Has Pacific Pearl breached the Lease by depriving the Trustees of access to the property, and has it been given notice of the breach in accordance with s 246?

[110]   It is clear that Pacific Pearl breached cl 37.1 of the Lease by denying Mr Zhou access on 17 October 2019 for the purposes of inspecting the property after written notice and written consent had been provided.

[111]   However, that breach took place after the PLA Notice had been served, so is not referred to in the Notice. Accordingly, Pacific Pearl was not given notice of this breach. Accordingly, the breach provides no basis for cancelling the Lease.

Conclusion from analysis of alleged breaches

[112]   The only breach of the Lease for which notice was given in accordance with  s 246 of the PLA was Pacific Pearl’s failure to pay costs in the sum of $5,747.00. That breach arose in the context of increasing inquiries by the solicitor for the Trust that extended well beyond information that was reasonably required to approve the assignment. While that does not excuse the non-payment, I do not consider it is a breach that is sufficiently serious to justify cancellation of the Lease.

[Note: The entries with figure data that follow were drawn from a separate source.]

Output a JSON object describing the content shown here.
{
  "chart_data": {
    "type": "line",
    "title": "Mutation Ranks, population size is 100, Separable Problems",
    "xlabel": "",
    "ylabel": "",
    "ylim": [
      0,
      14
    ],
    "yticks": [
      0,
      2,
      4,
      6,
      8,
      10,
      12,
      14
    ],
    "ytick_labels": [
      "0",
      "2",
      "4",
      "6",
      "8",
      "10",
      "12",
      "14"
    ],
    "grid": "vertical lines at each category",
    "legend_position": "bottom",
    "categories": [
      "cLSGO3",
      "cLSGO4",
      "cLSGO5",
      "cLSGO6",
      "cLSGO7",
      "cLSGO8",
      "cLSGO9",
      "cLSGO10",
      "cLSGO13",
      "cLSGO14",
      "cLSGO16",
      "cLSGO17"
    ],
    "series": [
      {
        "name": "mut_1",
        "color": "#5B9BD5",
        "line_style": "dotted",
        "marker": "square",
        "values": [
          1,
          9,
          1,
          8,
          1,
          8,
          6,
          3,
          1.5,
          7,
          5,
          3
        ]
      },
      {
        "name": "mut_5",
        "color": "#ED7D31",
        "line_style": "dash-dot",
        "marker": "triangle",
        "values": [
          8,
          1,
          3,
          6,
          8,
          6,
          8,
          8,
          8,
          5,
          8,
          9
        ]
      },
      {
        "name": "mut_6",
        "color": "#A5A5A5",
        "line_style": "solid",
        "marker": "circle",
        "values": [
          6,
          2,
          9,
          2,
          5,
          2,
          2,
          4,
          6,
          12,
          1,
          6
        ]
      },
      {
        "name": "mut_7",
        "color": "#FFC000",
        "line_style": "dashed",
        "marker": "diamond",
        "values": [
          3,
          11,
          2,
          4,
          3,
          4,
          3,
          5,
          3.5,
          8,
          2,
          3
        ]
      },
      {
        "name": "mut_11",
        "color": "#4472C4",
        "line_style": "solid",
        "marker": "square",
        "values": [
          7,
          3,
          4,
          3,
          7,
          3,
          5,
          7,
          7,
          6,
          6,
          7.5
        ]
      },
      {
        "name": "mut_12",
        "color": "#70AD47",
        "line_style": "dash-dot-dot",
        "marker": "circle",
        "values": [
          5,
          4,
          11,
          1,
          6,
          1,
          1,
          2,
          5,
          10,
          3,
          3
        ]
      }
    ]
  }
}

[113]   Even if the breach had been sufficient to justify cancellation of the Lease, it is a breach that can readily be remedied and for which relief from forfeiture would be appropriate.

Result

[114]   For all the above reasons I dismiss the Trust’s application for orders cancelling the Lease in favour of Pacific Pearl of the property at 9 Bicknell Road, Favona, Auckland.

Costs

[115]   Pacific Pearl is entitled to costs on a 2B basis. If the parties are unable to agree costs, they may submit memoranda of no more than 4 pages each. Any memorandum by Pacific Pearl is to be filed and served by 17 December 2020. Any memorandum in reply by the Trustees is be filed and served by 30 January 2021.

Note to parties

[116] It is apparent that neither the Trust nor Pacific Pearl have been diligent in carrying out their respective responsibilities as landlord and tenant. While much of the evidence that was adduced about the construction of the premises and the premises’ compliance with the Building Act and fire safety regulations was not relevant to the alleged breaches of the Lease for which Pacific Pearl was given notice in accordance with s 246 of the PLA, that does not mean those issues of alleged non-compliance are not serious and do not warrant attention. To the contrary, they must be addressed by the Trust as owner of the property and by Pacific Pearl if it remains as tenant.